Strong InMail practice takes time to build. Most sourcers see response rates climb over 6-12 months as they learn what works in their market and refine templates. The teams that ignore InMail data typically plateau at low response rates and blame the platform.

Why InMail matters

InMail is where most sourcing spend actually goes. LinkedIn Recruiter seats aren’t cheap, and most of their value comes from InMail outreach.

A team with 15% InMail response rates gets roughly half the pipeline of a team with 30% response rates from the same seat count. That’s a direct productivity multiplier.

For VPs of TA budgeting recruiting tooling, InMail response rate is one of the few metrics that directly translates to dollars per hire. It also sets the tone for candidate experience: bad InMails are the first impression a passive candidate forms of the employer brand.

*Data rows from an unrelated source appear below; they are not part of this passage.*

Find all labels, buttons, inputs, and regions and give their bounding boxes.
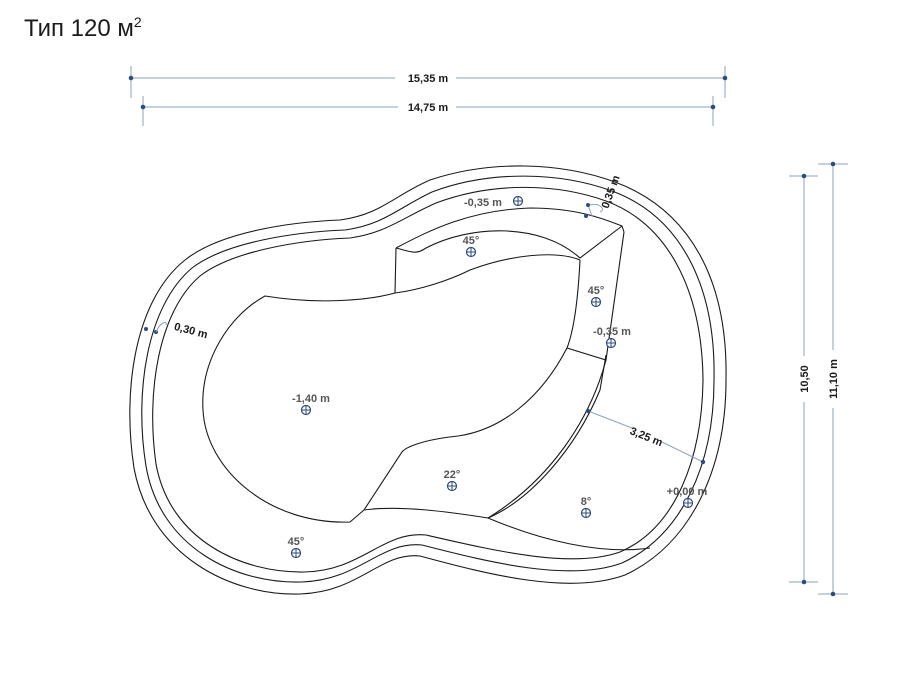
- pool-outline: [129, 165, 727, 595]
- beach-edge: [486, 359, 651, 551]
- wall-left-label: 0,30 m: [173, 321, 209, 342]
- outer-edge: [129, 165, 727, 595]
- beach-depth-marker: [682, 497, 694, 509]
- beach-depth-label: +0,00 m: [667, 486, 708, 498]
- right-step-edge: [566, 231, 625, 361]
- wall-inner-edge: [152, 186, 704, 573]
- deep-depth-marker: [300, 404, 312, 416]
- top-step-depth-marker: [512, 195, 524, 207]
- top-step-inner: [395, 225, 623, 259]
- mid-slope-marker: [446, 480, 458, 492]
- beach-slope-marker: [580, 507, 592, 519]
- bottom-left-angle-marker: [290, 547, 302, 559]
- right-step-depth-marker: [605, 337, 617, 349]
- top-step-angle-marker: [465, 246, 477, 258]
- step-width-label: 3,25 m: [628, 425, 664, 449]
- bottom-left-angle-label: 45°: [288, 536, 305, 548]
- page-title: Тип 120 м2: [24, 14, 142, 43]
- outer-width-label: 15,35 m: [408, 73, 449, 85]
- title-unit-superscript: 2: [133, 14, 142, 30]
- inner-height-label: 10,50: [799, 365, 811, 393]
- outer-height-label: 11,10 m: [828, 359, 840, 399]
- deep-depth-label: -1,40 m: [292, 393, 330, 405]
- top-step-depth-label: -0,35 m: [464, 197, 502, 209]
- top-step-edge: [395, 207, 625, 249]
- right-step-depth-label: -0,35 m: [593, 326, 631, 338]
- slope-edge: [363, 347, 568, 511]
- deep-floor-edge: [202, 292, 607, 523]
- wall-right-label: 0,35 m: [600, 174, 623, 210]
- top-step-angle-label: 45°: [463, 235, 480, 247]
- beach-slope-label: 8°: [581, 496, 592, 508]
- inner-height-dimension: 10,50: [789, 173, 818, 585]
- coping-inner-edge: [141, 175, 715, 583]
- mid-slope-label: 22°: [444, 469, 461, 481]
- inner-width-label: 14,75 m: [408, 102, 449, 114]
- right-step-angle-label: 45°: [588, 285, 605, 297]
- right-step-angle-marker: [590, 296, 602, 308]
- title-text: Тип 120 м: [24, 15, 134, 42]
- top-step-front: [394, 247, 581, 294]
- outer-width-dimension: 15,35 m: [128, 66, 728, 98]
- step-width-dimension: 3,25 m: [585, 408, 706, 465]
- outer-height-dimension: 11,10 m: [818, 161, 848, 597]
- inner-width-dimension: 14,75 m: [140, 96, 716, 126]
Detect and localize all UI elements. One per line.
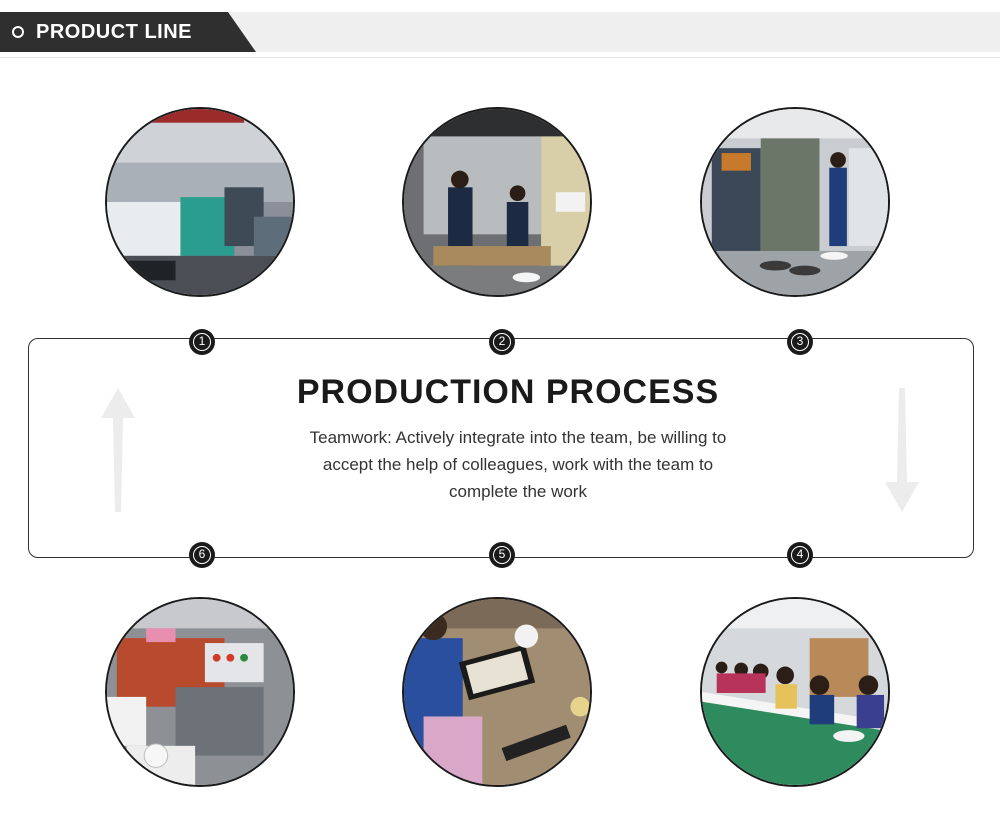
step-number: 1 [193,333,211,351]
step-number: 5 [493,546,511,564]
photo-storage-racks [700,107,890,297]
step-badge-4: 4 [787,542,813,568]
arrow-up-icon [101,388,135,512]
step-badge-6: 6 [189,542,215,568]
arrow-down-icon [885,388,919,512]
description-line: Teamwork: Actively integrate into the te… [309,428,727,447]
photo-workers-bench [402,107,592,297]
photo-packaging-machine [105,597,295,787]
step-number: 6 [193,546,211,564]
header-tab [0,12,256,52]
section-title: PRODUCT LINE [36,21,192,43]
description-line: complete the work [449,482,587,501]
ring-icon [12,26,24,38]
step-badge-2: 2 [489,329,515,355]
photo-injection-molding [105,107,295,297]
step-number: 4 [791,546,809,564]
description-line: accept the help of colleagues, work with… [322,455,714,474]
step-number: 3 [791,333,809,351]
header-divider [0,57,1000,58]
photo-assembly-line [700,597,890,787]
step-badge-1: 1 [189,329,215,355]
process-description: Teamwork: Actively integrate into the te… [258,424,778,505]
process-title: PRODUCTION PROCESS [296,373,720,411]
step-number: 2 [493,333,511,351]
step-badge-3: 3 [787,329,813,355]
step-badge-5: 5 [489,542,515,568]
photo-worker-tablet [402,597,592,787]
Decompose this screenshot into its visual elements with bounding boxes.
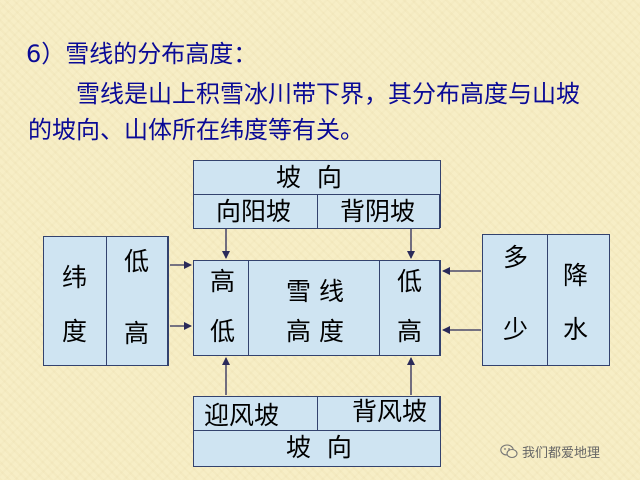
bottom-wind-slope-box: 迎风坡 背风坡 坡 向 [192,395,441,467]
description-paragraph: 雪线是山上积雪冰川带下界，其分布高度与山坡的坡向、山体所在纬度等有关。 [28,80,580,144]
center-left-low: 低 [210,317,236,346]
sunny-slope-label: 向阳坡 [216,197,292,226]
latitude-box: 纬 度 低 高 [43,235,169,366]
leeward-slope-label: 背风坡 [352,397,428,426]
top-box-title: 坡 向 [276,163,342,192]
watermark-text: 我们都爱地理 [522,446,601,461]
shady-slope-label: 背阴坡 [340,197,416,226]
wechat-icon [500,444,518,459]
bottom-box-left-cell [192,395,319,432]
top-box-right-cell [317,194,440,229]
bottom-box-title-cell [192,430,441,467]
bottom-box-title: 坡 向 [286,433,352,462]
snow-line-title: 雪 线 [286,277,344,306]
precipitation-box: 多 少 降 水 [481,233,610,366]
center-right-high: 高 [397,317,423,346]
latitude-values-cell [106,235,168,366]
top-box-left-cell [192,194,319,229]
latitude-low-label: 低 [124,247,150,276]
top-box-title-cell [192,159,441,196]
center-right-cell [379,259,440,356]
precipitation-values-cell [481,233,548,366]
center-left-high: 高 [210,267,236,296]
precipitation-title-char-2: 水 [563,315,589,344]
latitude-high-label: 高 [124,319,150,348]
center-left-cell [192,259,249,356]
latitude-title-char-1: 纬 [62,263,88,292]
precipitation-more-label: 多 [503,243,529,272]
precipitation-less-label: 少 [503,315,529,344]
windward-slope-label: 迎风坡 [204,401,280,430]
center-right-low: 低 [397,267,423,296]
section-heading: 6）雪线的分布高度： [26,40,258,68]
snow-line-height-box: 高 低 雪 线 高 度 低 高 [192,259,441,356]
top-slope-aspect-box: 坡 向 向阳坡 背阴坡 [192,159,441,229]
precipitation-title-char-1: 降 [563,261,589,290]
latitude-title-char-2: 度 [62,317,88,346]
watermark: 我们都爱地理 [500,442,600,461]
height-title: 高 度 [286,317,344,346]
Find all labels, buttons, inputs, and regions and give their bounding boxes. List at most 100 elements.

Common mistakes and misconceptions about InMail

  • Sending long InMails — Candidates skim. Messages over 200 words get lower response rates than short, specific messages under 120 words.
  • Leading with the company — Most InMails open with three lines about the hiring company. Candidates don’t care yet. Lead with them — something about their work, background, or role.
  • Generic subject lines. “Exciting opportunity at [Company]” is the most common subject line and one of the worst. Specific subject lines — referencing their role, a shared connection, or the specific hook — outperform consistently.
  • Ignoring InMail analytics — LinkedIn provides per-template response data. Teams that don’t review it keep running templates that have stopped working.
  • Treating InMail volume as the metric — Sending 500 InMails at a 5% response rate produces less pipeline than 200 InMails at 25%. Quality beats quantity on credits, time, and candidate experience.

Frequently asked questions

What is InMail?

InMail is LinkedIn's paid direct messaging product that lets recruiters contact candidates they aren't connected to. Response rates typically range from 10-30% depending on role, message quality, and candidate seniority. InMail is the paid currency that lets recruiters reach outside their network, which is almost all sourcing.

What's a good InMail response rate?

For general outreach to passive candidates, 15-25% is solid, 25-30% is strong, and above 30% is excellent and usually reflects tight targeting plus strong brand. Below 10% signals the targeting, messaging, or both need work. Benchmarks vary significantly by role type and seniority.

How long should an InMail be?

Under 150 words. The most effective InMails are 80-120 words, structured as a short personal hook, a one-line role pitch, and a specific, low-friction ask. Longer messages reliably get lower response rates, regardless of how well-written they are.

Do you get InMail credits back for responses?

Yes. LinkedIn returns the InMail credit if the candidate responds within 90 days, whether the response is positive or negative. This is why response rate is so directly tied to recruiting cost — a higher response rate effectively lowers the cost per InMail sent.

Is InMail worth it compared to email?

InMail has the advantage of reaching candidates whose email isn't public. Email has the advantage of being free, often more personal, and better for long-form messaging. Most effective sourcing teams use both — InMail for initial outreach, email for follow-up once the candidate's contact is surfaced.